Conversion to mobile payments "won't just happen overnight," Brink's CEO Pertz said.

Alphabet CEO Sundar Pichai remarked on the tech giant's recent earnings call that a big growth opportunity is payments in emerging markets. "We do see unique opportunities in these markets ... payments as a good example. And you've seen us address that exclusively with Google Tez in India. And so we will look to do more like that. ... There is a lot of innovation, which is going to happen from these countries, both for their own markets and for the world beyond. And we want to be in a position to do that well."

Apple Pay has been dogged by criticism about a much slower-than-expected adoption rate — "a hell of a lot slower" than anticipated, Pertz said — but its use tripled in Apple's most recent reported quarter from a year ago. Apple CEO Tim Cook called out Apple Pay's growth in the recent earnings: 24 global markets, 4,900 banking partners and "well over 1 billion transactions last quarter, triple the amount from just a year ago." Cook said it was more "mobile" transactions than "great companies" like PayPal are doing, but overall PayPal conducted 2.3 billion transactions in the quarter ended June 30. Gross payment volume at Square was over $21 billion in the second quarter.

PayPal's Schulman told the Times that "people are slowly but surely moving away from cash."

"Maybe cash isn't shrinking, but is going to be gone in 20 years. I don't know when. Certainly long-, long-term there are headwinds," Phillip Cook said.

Pertz is thinking in terms of multiyear financial targets rather than looking out decades.

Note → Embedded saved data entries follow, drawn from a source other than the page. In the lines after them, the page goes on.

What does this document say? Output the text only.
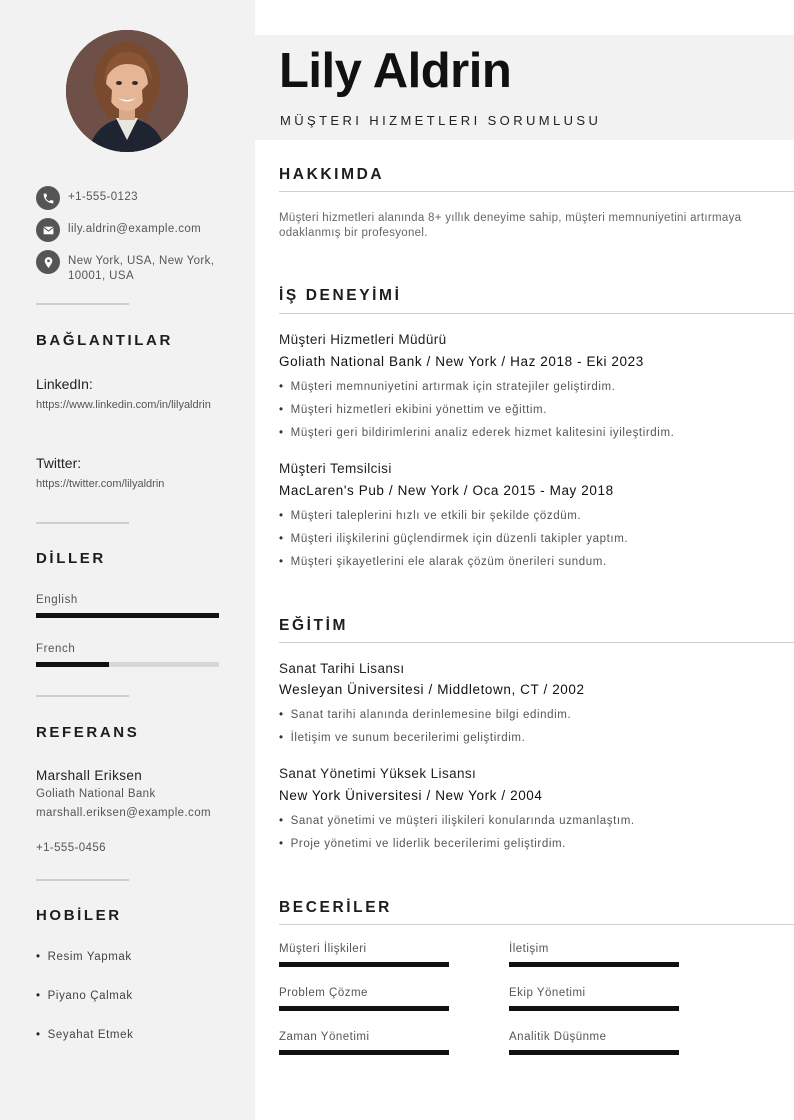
+1-555-0123
lily.aldrin@example.com
New York, USA, New York,
10001, USA
BAĞLANTILAR
LinkedIn:
https://www.linkedin.com/in/lilyaldrin
Twitter:
https://twitter.com/lilyaldrin
DİLLER
English
French
REFERANS
Marshall Eriksen
Goliath National Bank
marshall.eriksen@example.com
+1-555-0456
HOBİLER
• Resim Yapmak
• Piyano Çalmak
• Seyahat Etmek
Lily Aldrin
MÜŞTERI HIZMETLERI SORUMLUSU
HAKKIMDA
Müşteri hizmetleri alanında 8+ yıllık deneyime sahip, müşteri memnuniyetini artırmaya odaklanmış bir profesyonel.
İŞ DENEYİMİ
Müşteri Hizmetleri Müdürü
Goliath National Bank / New York / Haz 2018 - Eki 2023
• Müşteri memnuniyetini artırmak için stratejiler geliştirdim.
• Müşteri hizmetleri ekibini yönettim ve eğittim.
• Müşteri geri bildirimlerini analiz ederek hizmet kalitesini iyileştirdim.
Müşteri Temsilcisi
MacLaren's Pub / New York / Oca 2015 - May 2018
• Müşteri taleplerini hızlı ve etkili bir şekilde çözdüm.
• Müşteri ilişkilerini güçlendirmek için düzenli takipler yaptım.
• Müşteri şikayetlerini ele alarak çözüm önerileri sundum.
EĞİTİM
Sanat Tarihi Lisansı
Wesleyan Üniversitesi / Middletown, CT / 2002
• Sanat tarihi alanında derinlemesine bilgi edindim.
• İletişim ve sunum becerilerimi geliştirdim.
Sanat Yönetimi Yüksek Lisansı
New York Üniversitesi / New York / 2004
• Sanat yönetimi ve müşteri ilişkileri konularında uzmanlaştım.
• Proje yönetimi ve liderlik becerilerimi geliştirdim.
BECERİLER
Müşteri İlişkileri	İletişim
Problem Çözme	Ekip Yönetimi
Zaman Yönetimi	Analitik Düşünme
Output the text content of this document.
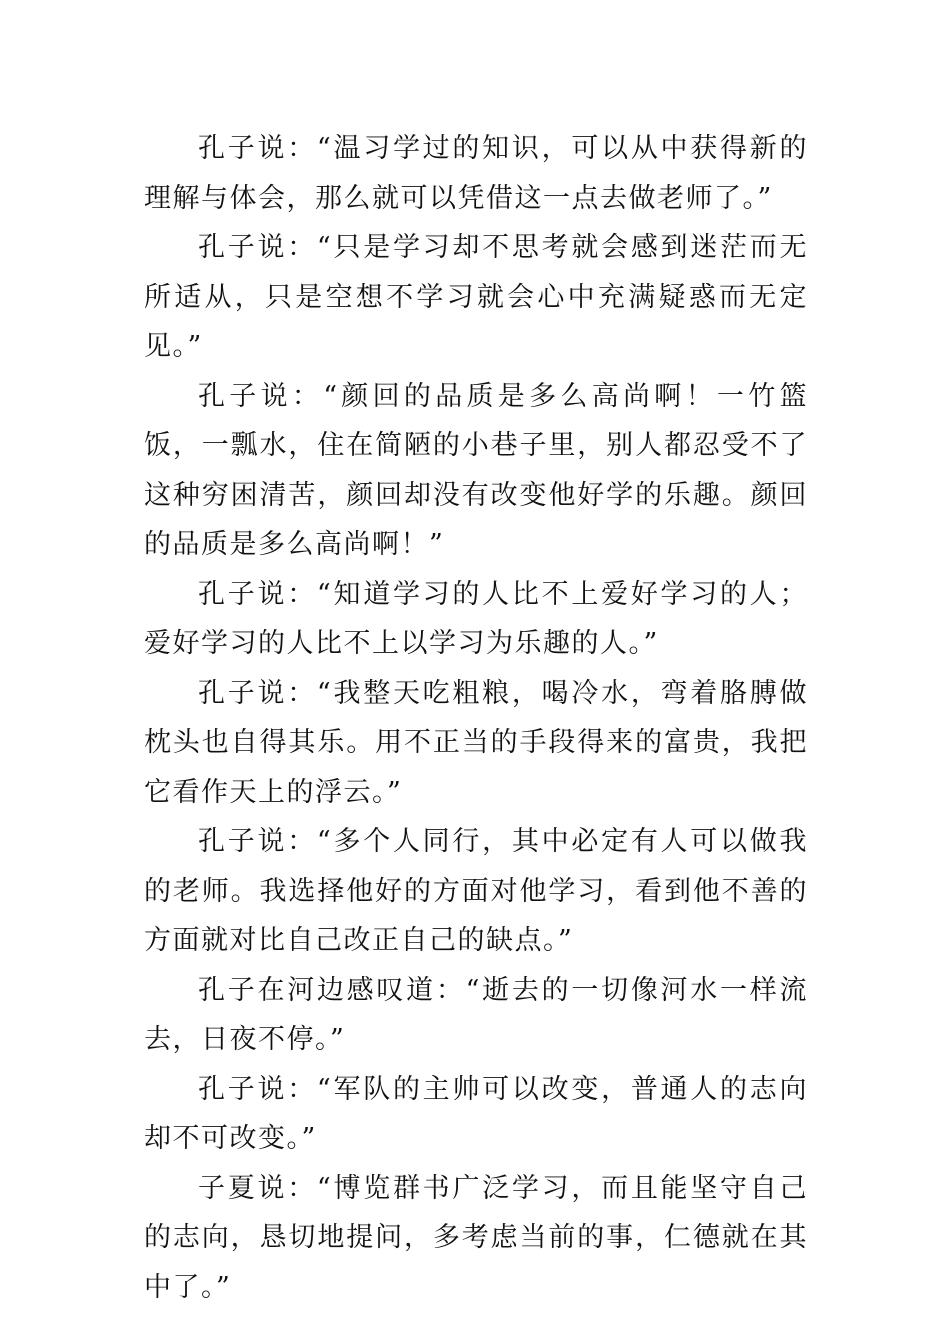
孔子说：“温习学过的知识，可以从中获得新的理解与体会，那么就可以凭借这一点去做老师了。”

孔子说：“只是学习却不思考就会感到迷茫而无所适从，只是空想不学习就会心中充满疑惑而无定见。”

孔子说：“颜回的品质是多么高尚啊！一竹篮饭，一瓢水，住在简陋的小巷子里，别人都忍受不了这种穷困清苦，颜回却没有改变他好学的乐趣。颜回的品质是多么高尚啊！”

孔子说：“知道学习的人比不上爱好学习的人；爱好学习的人比不上以学习为乐趣的人。”

孔子说：“我整天吃粗粮，喝冷水，弯着胳膊做枕头也自得其乐。用不正当的手段得来的富贵，我把它看作天上的浮云。”

孔子说：“多个人同行，其中必定有人可以做我的老师。我选择他好的方面对他学习，看到他不善的方面就对比自己改正自己的缺点。”

孔子在河边感叹道：“逝去的一切像河水一样流去，日夜不停。”

孔子说：“军队的主帅可以改变，普通人的志向却不可改变。”

子夏说：“博览群书广泛学习，而且能坚守自己的志向，恳切地提问，多考虑当前的事，仁德就在其中了。”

World events also can send a sudden reminder of cash's critical role in the every day, even at a time of rapid innovation. "Look at Puerto Rico, where all the ATMs went down for days," Pertz said. "We rushed in with some competitors, truckloads of cash to help the society continue to operate. Federal regulation requires that all banks have a certain amount of cash available same day. They don't do that with cryptocurrency or Venmo cards," he said. "We're in a cash business today that's big."